Martin Luther predigte in seiner Wittenberger Gemeinde am 24. Dezember 1528 zur Weihnachtsgeschichte vom Träumer Josef. Ein Jahr zuvor, 1527, hatte in Wittenberg die Pest gewütet. Luther hatte trotzdem in der Stadt ausgehalten. Nicht aus frommem Leichtsinn. Sein Vertrauen auf Gott befreite ihn vielmehr dazu, das Nötige zu tun. Und: In christlicher Freiheit das Gefährliche zu unterlassen. Die Botschaft seiner Predigt steckt in einem einzigen Satz: „Er heißt Immanuel, nicht: Wir mit Gott, sondern umgekehrt.“
Wir mit Gott: Wie viele Anstrengungen unternehme ich, um Gott in meine Logik zu zwingen! Mein Entscheiden und Planen, mein Jammern und Klagen, auch mein Beten und Fragen: All das sucht Gott im engen Rahmen meiner Erwartungen und Bedürfnisse. Ich mit Gott. Wir mit Gott. Unsere Kirche mit Gott. Gerade jetzt, zu Weihnachten.

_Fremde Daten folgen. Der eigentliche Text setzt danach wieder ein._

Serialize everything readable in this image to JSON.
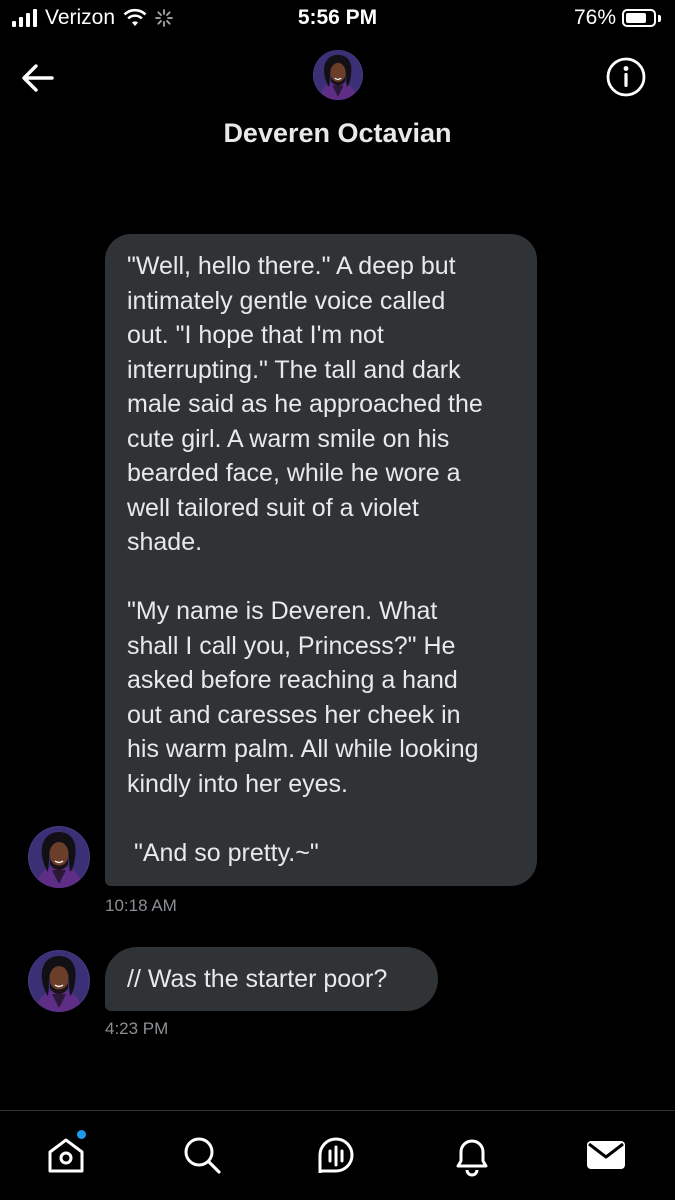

Doch: „Er heißt Immanuel, nicht: Wir mit Gott, sondern umgekehrt.“
Für den Evangelisten Matthäus ist dies das Entscheidende. Die Geburt des Kindes erwähnt er nur beiläufig, ihm kommt es auf die Namen an, die das Kind erhält. Josef, der Träumer, soll das Kind „Jesus“ nennen, zu Deutsch: „Der HERR hilft, rettet, erlöst“. Diesem Jesus, so erzählt Matthäus, werden die Menschen – auch wir als christliche Gemeinde im Jahr 2020 – den Namen „Immanuel“ geben: Denn sie – und wir – werden erfahren, dass er sich als ein „Gott mit uns“ erweist.
Sie werden. Wir werden. Welch ein Überschuss an unbeirrter Hoffnung!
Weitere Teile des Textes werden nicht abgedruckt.